UNDP: United States should lead multilateral global development process as policy for national security 
Friday, November 21, 2008 at 3:47PM
Staff in Barack Obama, News/Commentary, United Nations, foreign aid
A United Nations Development Programme (UNDP) roundtable discussion at the Carnegie Endowment for International Peace discussed the future role of the United States in the global development process.

“We...can improve and strengthen our own interests as a country by helping to improve the lives of others all around the world,” said Reuben Brigety, Director of the Sustainable Security Program at the Center for American Progress. This is “quite revolutionary in the eyes of some people who consider themselves proper foreign policy experts or security experts.” Brigety spoke of the need for the United States to lead a multilateral effort with the UNDP in developing countries, avoiding natural disasters and strengthening national security. “I think that...there are enormous security challenges in many parts of the world, but I also think we are at a stage where we have the greatest political opportunity to address them,” said Brigety.

“There are thousands of people interested in this [foreign aid reform], and it’s not just the development community, it’s the foreign policy community, its the national security community that are not just supporting foreign aid reform and modernizing, they’re demanding it,” said George Ingram, Vice President & Executive Director of the Education Policy and Data Center at the Academy for Educational Development. “Obama has called for doubling the foreign assistance budget by 2021,” said Ingram, referring to the role the incoming administration has promised to embrace as a multilateral leader of global development.

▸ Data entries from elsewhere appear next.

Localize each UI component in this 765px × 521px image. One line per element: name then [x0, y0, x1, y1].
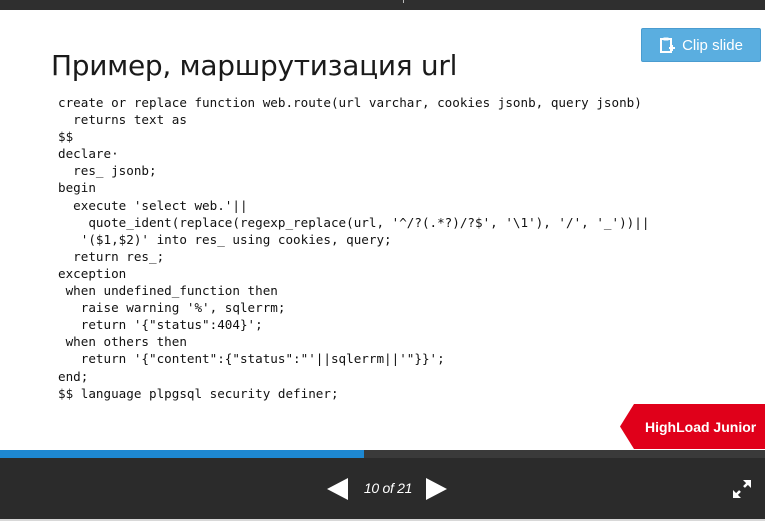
brand-label: HighLoad Junior [645, 418, 757, 435]
top-bar [0, 0, 765, 10]
clip-slide-label: Clip slide [682, 36, 743, 54]
code-block: create or replace function web.route(url… [58, 95, 650, 401]
progress-bar[interactable] [0, 450, 765, 458]
fullscreen-icon[interactable] [732, 479, 752, 499]
page-counter: 10 of 21 [363, 480, 413, 496]
slide-title: Пример, маршрутизация url [51, 49, 458, 82]
slide-canvas: Пример, маршрутизация url Clip slide cre… [0, 10, 765, 450]
top-bar-marker [403, 0, 404, 3]
progress-fill [0, 450, 365, 458]
clipboard-plus-icon [660, 37, 676, 53]
previous-slide-button[interactable] [327, 478, 348, 500]
clip-slide-button[interactable]: Clip slide [641, 28, 761, 62]
brand-badge: HighLoad Junior [620, 404, 765, 449]
next-slide-button[interactable] [426, 478, 447, 500]
player-controls: 10 of 21 [0, 458, 765, 521]
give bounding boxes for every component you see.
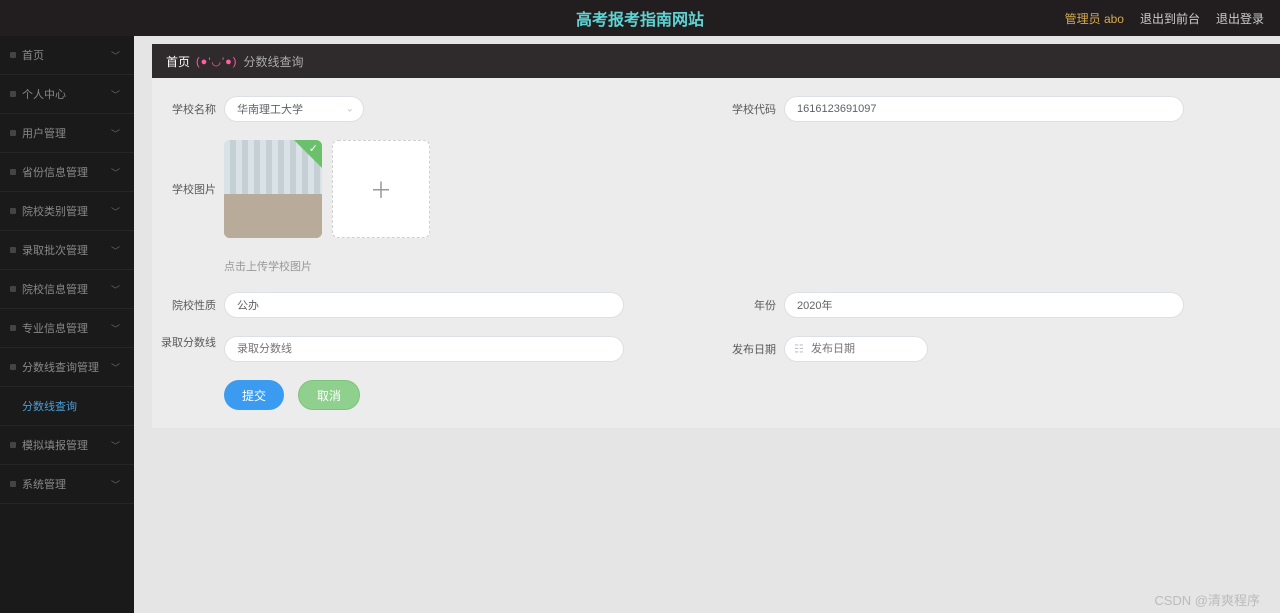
- top-right-links: 管理员 abo 退出到前台 退出登录: [1065, 10, 1264, 27]
- chevron-down-icon: ﹀: [111, 322, 120, 335]
- top-header: 高考报考指南网站 管理员 abo 退出到前台 退出登录: [0, 0, 1280, 36]
- sidebar-item-system[interactable]: 系统管理 ﹀: [0, 465, 134, 504]
- chevron-down-icon: ﹀: [111, 478, 120, 491]
- sidebar-item-score-query[interactable]: 分数线查询: [0, 387, 134, 426]
- sidebar-item-province[interactable]: 省份信息管理 ﹀: [0, 153, 134, 192]
- sidebar: 首页﹀ 个人中心﹀ 用户管理﹀ 省份信息管理﹀ 院校类别管理﹀ 录取批次管理﹀ …: [0, 36, 134, 613]
- chevron-down-icon: ﹀: [111, 283, 120, 296]
- chevron-down-icon: ﹀: [111, 88, 120, 101]
- breadcrumb-separator-icon: (●'◡'●): [196, 55, 237, 68]
- sidebar-item-major-info[interactable]: 专业信息管理 ﹀: [0, 309, 134, 348]
- chevron-down-icon: ﹀: [111, 361, 120, 374]
- cancel-button[interactable]: 取消: [298, 380, 360, 410]
- sidebar-item-profile[interactable]: 个人中心 ﹀: [0, 75, 134, 114]
- chevron-down-icon: ﹀: [111, 127, 120, 140]
- sidebar-item-label: 院校信息管理: [22, 281, 88, 297]
- sidebar-item-users[interactable]: 用户管理 ﹀: [0, 114, 134, 153]
- upload-hint: 点击上传学校图片: [160, 258, 1260, 274]
- school-code-label: 学校代码: [720, 101, 776, 117]
- school-name-select[interactable]: [224, 96, 364, 122]
- breadcrumb: 首页 (●'◡'●) 分数线查询: [152, 44, 1280, 78]
- school-image-label: 学校图片: [160, 181, 216, 197]
- submit-button[interactable]: 提交: [224, 380, 284, 410]
- school-name-label: 学校名称: [160, 101, 216, 117]
- year-label: 年份: [720, 297, 776, 313]
- plus-icon: ＋: [370, 173, 392, 205]
- sidebar-item-label: 用户管理: [22, 125, 66, 141]
- sidebar-item-label: 专业信息管理: [22, 320, 88, 336]
- upload-add-button[interactable]: ＋: [332, 140, 430, 238]
- school-type-label: 院校性质: [160, 297, 216, 313]
- sidebar-item-label: 首页: [22, 47, 44, 63]
- logout-front-link[interactable]: 退出到前台: [1140, 10, 1200, 27]
- score-label: 录取分数线: [160, 336, 216, 350]
- chevron-down-icon: ﹀: [111, 205, 120, 218]
- sidebar-item-label: 分数线查询: [22, 398, 77, 414]
- sidebar-item-label: 个人中心: [22, 86, 66, 102]
- score-input[interactable]: [224, 336, 624, 362]
- sidebar-item-label: 模拟填报管理: [22, 437, 88, 453]
- chevron-down-icon: ﹀: [111, 439, 120, 452]
- watermark: CSDN @清爽程序: [1154, 590, 1260, 609]
- sidebar-item-label: 院校类别管理: [22, 203, 88, 219]
- chevron-down-icon: ﹀: [111, 244, 120, 257]
- check-icon: ✓: [309, 142, 318, 155]
- sidebar-item-school-info[interactable]: 院校信息管理 ﹀: [0, 270, 134, 309]
- form-panel: 学校名称 ⌄ 学校代码 学校图片: [152, 78, 1280, 428]
- breadcrumb-home[interactable]: 首页: [166, 53, 190, 70]
- logout-link[interactable]: 退出登录: [1216, 10, 1264, 27]
- school-code-input[interactable]: [784, 96, 1184, 122]
- breadcrumb-current: 分数线查询: [243, 53, 303, 70]
- year-input[interactable]: [784, 292, 1184, 318]
- pubdate-input[interactable]: [784, 336, 928, 362]
- sidebar-item-label: 系统管理: [22, 476, 66, 492]
- school-type-input[interactable]: [224, 292, 624, 318]
- sidebar-item-school-category[interactable]: 院校类别管理 ﹀: [0, 192, 134, 231]
- pubdate-label: 发布日期: [720, 341, 776, 357]
- site-title: 高考报考指南网站: [576, 6, 704, 30]
- chevron-down-icon: ﹀: [111, 49, 120, 62]
- uploaded-image-thumb[interactable]: ✓: [224, 140, 322, 238]
- sidebar-item-label: 省份信息管理: [22, 164, 88, 180]
- admin-link[interactable]: 管理员 abo: [1065, 10, 1124, 27]
- sidebar-item-mock-apply[interactable]: 模拟填报管理 ﹀: [0, 426, 134, 465]
- main-content: 首页 (●'◡'●) 分数线查询 学校名称 ⌄ 学校代码 学校图: [134, 36, 1280, 613]
- chevron-down-icon: ﹀: [111, 166, 120, 179]
- sidebar-item-label: 录取批次管理: [22, 242, 88, 258]
- sidebar-item-score-query-mgmt[interactable]: 分数线查询管理 ﹀: [0, 348, 134, 387]
- sidebar-item-label: 分数线查询管理: [22, 359, 99, 375]
- calendar-icon: ☷: [794, 343, 804, 356]
- sidebar-item-home[interactable]: 首页 ﹀: [0, 36, 134, 75]
- sidebar-item-admission-batch[interactable]: 录取批次管理 ﹀: [0, 231, 134, 270]
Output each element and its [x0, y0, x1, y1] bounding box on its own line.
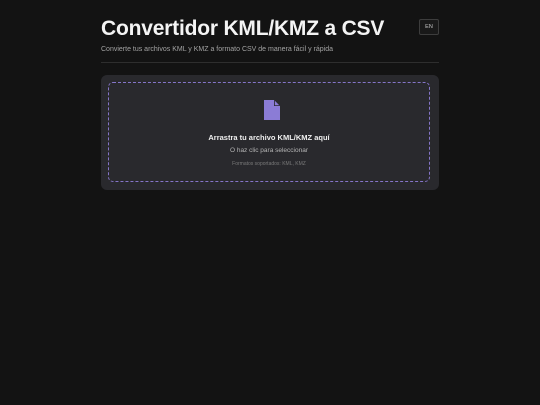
- page-title: Convertidor KML/KMZ a CSV: [101, 17, 385, 40]
- dropzone-hint: O haz clic para seleccionar: [229, 147, 309, 154]
- dropzone-title: Arrastra tu archivo KML/KMZ aquí: [208, 133, 330, 142]
- file-dropzone[interactable]: Arrastra tu archivo KML/KMZ aquí O haz c…: [108, 82, 430, 182]
- page-subtitle: Convierte tus archivos KML y KMZ a forma…: [101, 46, 333, 53]
- page-header: Convertidor KML/KMZ a CSV Convierte tus …: [101, 16, 439, 63]
- supported-formats-note: Formatos soportados: KML, KMZ: [232, 161, 306, 167]
- language-toggle-button[interactable]: EN: [419, 19, 439, 35]
- upload-card: Arrastra tu archivo KML/KMZ aquí O haz c…: [101, 75, 439, 190]
- file-icon: [264, 100, 280, 120]
- page: Convertidor KML/KMZ a CSV Convierte tus …: [0, 0, 540, 405]
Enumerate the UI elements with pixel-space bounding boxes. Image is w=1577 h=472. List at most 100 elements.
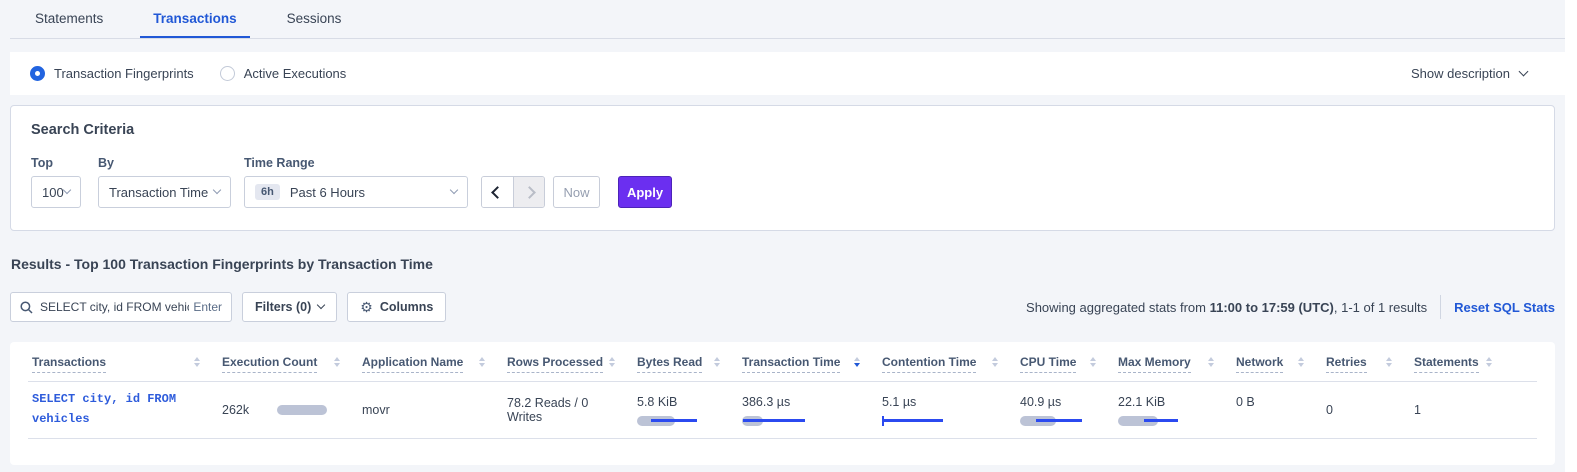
column-header-network[interactable]: Network [1236,355,1326,373]
tab-transactions[interactable]: Transactions [140,0,249,39]
scrollbar-gutter[interactable] [1565,0,1577,472]
column-header-bytes-read[interactable]: Bytes Read [637,355,742,373]
column-header-application-name[interactable]: Application Name [362,355,507,373]
tab-bar: Statements Transactions Sessions [10,0,366,39]
sort-icon[interactable] [479,357,485,367]
radio-transaction-fingerprints[interactable]: Transaction Fingerprints [30,66,194,81]
tab-statements[interactable]: Statements [22,0,116,39]
gear-icon: ⚙ [360,300,373,314]
sort-icon[interactable] [1298,357,1304,367]
filters-button-label: Filters (0) [255,300,311,314]
chevron-down-icon [213,186,221,194]
transaction-fingerprint-link[interactable]: SELECT city, id FROM vehicles [32,390,192,430]
top-select[interactable]: 100 [31,176,81,208]
cell-transaction-time: 386.3 µs [742,395,882,426]
transaction-time-value: 386.3 µs [742,395,860,409]
sort-icon-active-desc[interactable] [854,357,860,367]
contention-time-value: 5.1 µs [882,395,998,409]
table-header-row: Transactions Execution Count Application… [10,342,1555,373]
results-toolbar: Enter Filters (0) ⚙ Columns Showing aggr… [10,292,1555,322]
time-range-field: Time Range 6h Past 6 Hours [244,156,468,208]
chevron-down-icon [317,301,325,309]
cell-statements: 1 [1414,403,1514,417]
sort-icon[interactable] [1090,357,1096,367]
view-mode-bar: Transaction Fingerprints Active Executio… [10,52,1565,95]
time-range-select[interactable]: 6h Past 6 Hours [244,176,468,208]
show-description-toggle[interactable]: Show description [1411,66,1527,81]
sort-icon[interactable] [992,357,998,367]
column-header-transaction-time[interactable]: Transaction Time [742,355,882,373]
transaction-time-bar [742,416,832,426]
by-select-value: Transaction Time [109,185,208,200]
stats-time-range: 11:00 to 17:59 (UTC) [1210,300,1334,315]
time-range-label: Time Range [244,156,468,170]
cell-application-name: movr [362,403,507,417]
chevron-left-icon [491,186,504,199]
sort-icon[interactable] [609,357,615,367]
by-select[interactable]: Transaction Time [98,176,231,208]
column-header-retries[interactable]: Retries [1326,355,1414,373]
time-range-value: Past 6 Hours [290,185,365,200]
tab-sessions[interactable]: Sessions [274,0,355,39]
cell-bytes-read: 5.8 KiB [637,395,742,426]
by-field: By Transaction Time [98,156,244,208]
table-row: SELECT city, id FROM vehicles 262k movr … [10,382,1555,438]
radio-active-executions[interactable]: Active Executions [220,66,347,81]
cell-cpu-time: 40.9 µs [1020,395,1118,426]
time-window-nav [481,176,545,208]
cell-rows-processed: 78.2 Reads / 0 Writes [507,396,637,424]
cell-contention-time: 5.1 µs [882,395,1020,426]
network-value: 0 B [1236,395,1304,409]
by-label: By [98,156,244,170]
column-header-execution-count[interactable]: Execution Count [222,355,362,373]
max-memory-value: 22.1 KiB [1118,395,1214,409]
cell-execution-count: 262k [222,403,362,417]
columns-button[interactable]: ⚙ Columns [347,292,446,322]
search-icon [20,301,33,314]
search-input-box[interactable]: Enter [10,292,232,322]
sort-icon[interactable] [1486,357,1492,367]
chevron-right-icon [523,186,536,199]
search-criteria-controls: Top 100 By Transaction Time Time Range 6… [31,156,672,208]
top-label: Top [31,156,98,170]
bytes-read-value: 5.8 KiB [637,395,720,409]
bytes-read-bar [637,416,727,426]
now-button[interactable]: Now [553,176,600,208]
show-description-label: Show description [1411,66,1510,81]
sort-icon[interactable] [1386,357,1392,367]
sort-icon[interactable] [714,357,720,367]
sort-icon[interactable] [194,357,200,367]
search-input[interactable] [40,300,189,314]
next-time-window-button[interactable] [513,177,544,207]
aggregated-stats-text: Showing aggregated stats from 11:00 to 1… [1026,300,1427,315]
apply-button[interactable]: Apply [618,176,672,208]
radio-selected-icon[interactable] [30,66,45,81]
column-header-statements[interactable]: Statements [1414,355,1514,373]
cell-network: 0 B [1236,395,1326,426]
search-enter-hint: Enter [193,300,222,314]
results-heading: Results - Top 100 Transaction Fingerprin… [11,256,433,272]
network-bar-empty [1236,416,1326,426]
max-memory-bar [1118,416,1208,426]
column-header-rows-processed[interactable]: Rows Processed [507,355,637,373]
column-header-cpu-time[interactable]: CPU Time [1020,355,1118,373]
column-header-contention-time[interactable]: Contention Time [882,355,1020,373]
top-select-value: 100 [42,185,64,200]
sort-icon[interactable] [334,357,340,367]
columns-button-label: Columns [380,300,433,314]
execution-count-bar [277,405,327,415]
cell-transactions: SELECT city, id FROM vehicles [32,390,222,430]
column-header-transactions[interactable]: Transactions [32,355,222,373]
column-header-max-memory[interactable]: Max Memory [1118,355,1236,373]
filters-button[interactable]: Filters (0) [242,292,337,322]
table-row-rule [28,438,1537,439]
radio-label: Active Executions [244,66,347,81]
prev-time-window-button[interactable] [482,177,513,207]
cell-retries: 0 [1326,403,1414,417]
chevron-down-icon [1519,67,1529,77]
radio-unselected-icon[interactable] [220,66,235,81]
sort-icon[interactable] [1208,357,1214,367]
cell-max-memory: 22.1 KiB [1118,395,1236,426]
contention-time-bar [882,416,972,426]
reset-sql-stats-link[interactable]: Reset SQL Stats [1454,300,1555,315]
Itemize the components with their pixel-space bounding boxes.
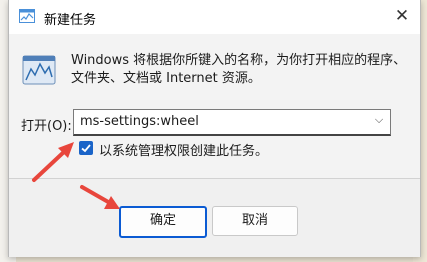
task-manager-icon	[19, 9, 35, 23]
close-button[interactable]: ✕	[390, 5, 414, 27]
red-arrow-icon	[32, 142, 74, 182]
open-label: 打开(O):	[21, 119, 72, 134]
admin-checkbox-label[interactable]: 以系统管理权限创建此任务。	[99, 140, 268, 159]
cancel-button[interactable]: 取消	[212, 206, 298, 236]
dialog-title: 新建任务	[44, 13, 97, 28]
checkmark-icon	[81, 144, 91, 153]
dialog-description: Windows 将根据你所键入的名称，为你打开相应的程序、文件夹、文档或 Int…	[71, 53, 407, 86]
close-icon: ✕	[394, 6, 410, 26]
open-combobox[interactable]: ms-settings:wheel ⌵	[73, 109, 391, 136]
open-input-value[interactable]: ms-settings:wheel	[80, 114, 199, 129]
red-arrow-icon	[80, 185, 120, 209]
admin-checkbox[interactable]	[79, 141, 93, 155]
chevron-down-icon[interactable]: ⌵	[372, 113, 386, 129]
ok-button[interactable]: 确定	[119, 206, 207, 238]
new-task-dialog: 新建任务 ✕ Windows 将根据你所键入的名称，为你打开相应的程序、文件夹、…	[8, 0, 421, 257]
run-program-icon	[22, 55, 56, 85]
title-bar: 新建任务 ✕	[9, 0, 420, 34]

“Multilateralism is...merged into some vague evil concept of supernationalism,” said Bruce Jenks, UN Assistant Secretary-General & Director of Partnership Bureau of the UNDP, “to me the irony is...it’s the opposite.” Jenks described that there was an enormous opportunity for the United States to lead a multilateral coalition. “Multilateralism needs to be seen as an instrument of choice in the national interest,” said Jenks. There’s “a myth...that multilateralism is an alternative to leadership...There’s no such thing as un-lead multilateralism or blind multilateralism, multilateralism must be lead.”